Some young people may have a focus on developing friendships. They may not understand that friends sometimes want to be with others and might react quite rudely become disterssed or end the friendship if this occurs. Wanting to have a friend, they can misinterpret kindness for friendship and may become attached to someone who does not consider them a friend. Inflexibility of thought and a lack of appreciation of another’s feelings may result in rejection.
Lack of social awareness can make young people with autism socially vulnerable to bullying.
Children and young people who have similar interests may develop friendships based on these. However we sometimes expect, or are keen for young people with autism to make friends through participating in clubs or other team or group social activities. This can become a negative experience if we do not take account of the level of interaction the young person is happy with and can sustain in other situations.

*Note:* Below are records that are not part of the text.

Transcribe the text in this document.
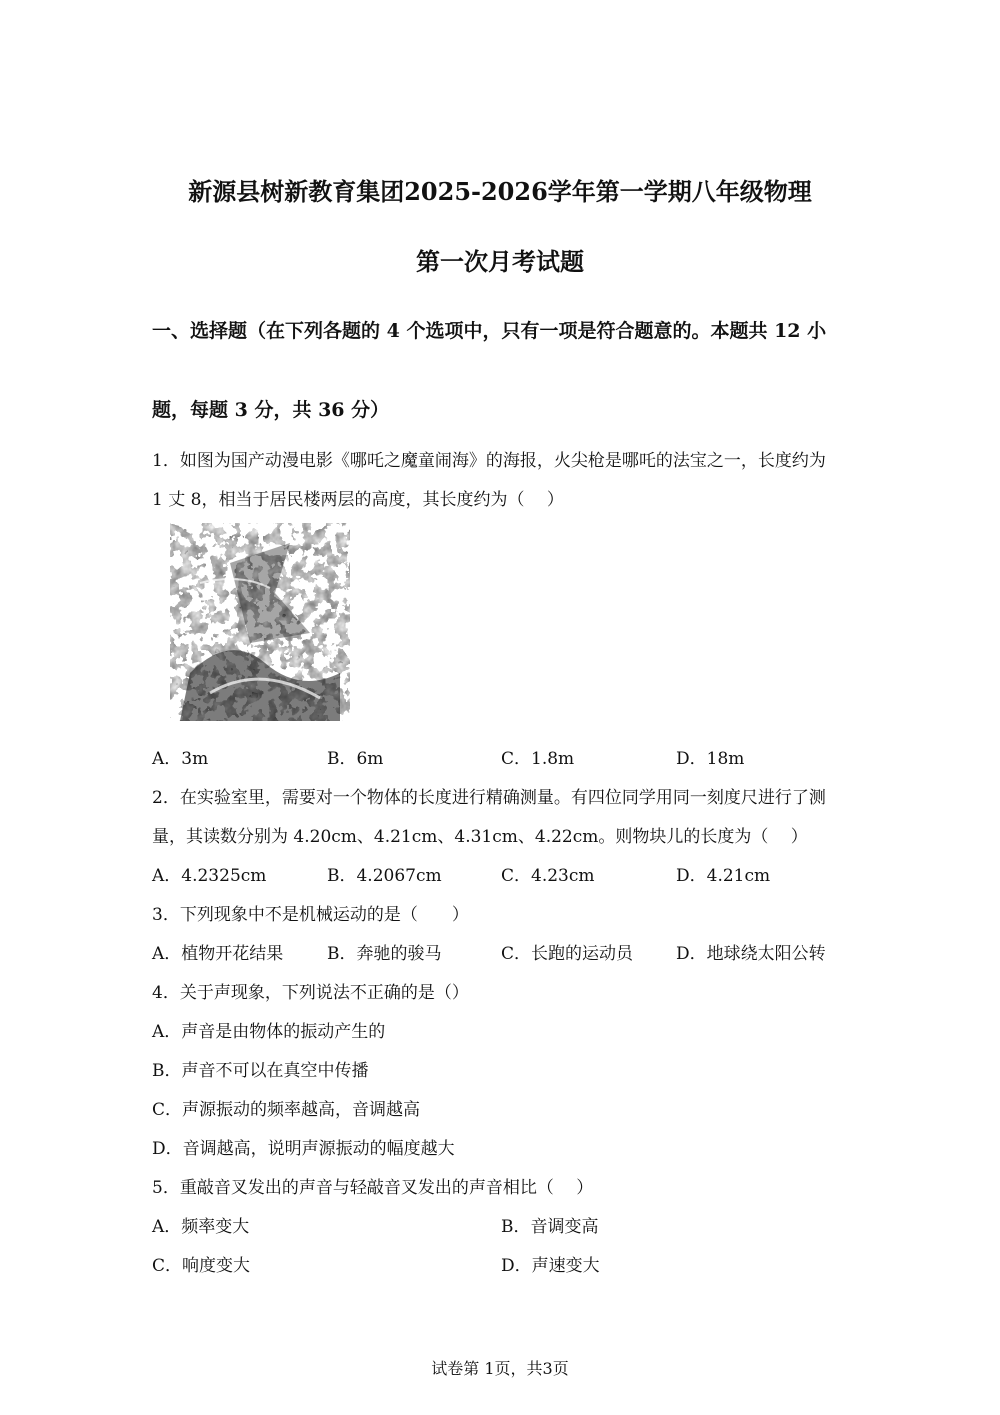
新源县树新教育集团2025-2026学年第一学期八年级物理
第一次月考试题
一、选择题（在下列各题的 4 个选项中，只有一项是符合题意的。本题共 12 小
题，每题 3 分，共 36 分）
1．如图为国产动漫电影《哪吒之魔童闹海》的海报，火尖枪是哪吒的法宝之一，长度约为
1 丈 8，相当于居民楼两层的高度，其长度约为（　 ）
A．3m	B．6m	C．1.8m	D．18m
2．在实验室里，需要对一个物体的长度进行精确测量。有四位同学用同一刻度尺进行了测
量，其读数分别为 4.20cm、4.21cm、4.31cm、4.22cm。则物块儿的长度为（　 ）
A．4.2325cm	B．4.2067cm	C．4.23cm	D．4.21cm
3．下列现象中不是机械运动的是（　　）
A．植物开花结果	B．奔驰的骏马	C．长跑的运动员	D．地球绕太阳公转
4．关于声现象，下列说法不正确的是（）
A．声音是由物体的振动产生的
B．声音不可以在真空中传播
C．声源振动的频率越高，音调越高
D．音调越高，说明声源振动的幅度越大
5．重敲音叉发出的声音与轻敲音叉发出的声音相比（　 ）
A．频率变大	B．音调变高
C．响度变大	D．声速变大
试卷第 1页，共3页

It is important to provide practice in the skills and understanding of what is involved in friendships. They might include
- Sharing, turn taking, waiting, winning, losing
- Social rules related to specific activities
- The perspectives of others involved in the activity
Remember that rote learning or scripts for social skills are not useful unless transferred, reinforced and practised within realistic experiences.
- Interpret and explain social situations using eg social stories.
A buddy can be a role model, remember - they will require guidance.
Often young person will relate better to a Senior pupil rather than someone in same year group.
- Teach and remind about sharing and turn-taking in many different contexts.
Practice, initially with an adult, games which can be played with peers
Introduce current playground ‘terminology’.
- Encourage and model opening lines of conversations and how to end them.
- Help recognise the consequences of words or actions towards others.
It may help to reflect on their own response to a similar situation or give clear explanation of how someone else might feel or respond. It is usually less useful to question; ’How do you think .....felt when you did that?’ - this requires an ability to reflect on someone else’s thinking.
- Help distinguish between teasing and bullying, and when and how to ask for help.
Role play (or use puppets or toys) to act out a situation
Use comic strip conversations to encourage compromise or better ways to resolve an issue.
Identify a quiet or ‘safe’ area
- Any young person can remove themselves from stressful situations, consider especially less structured situations – playground, dining area etc
- Consider developing Circle of Friends
- Include a peer awareness program within the school.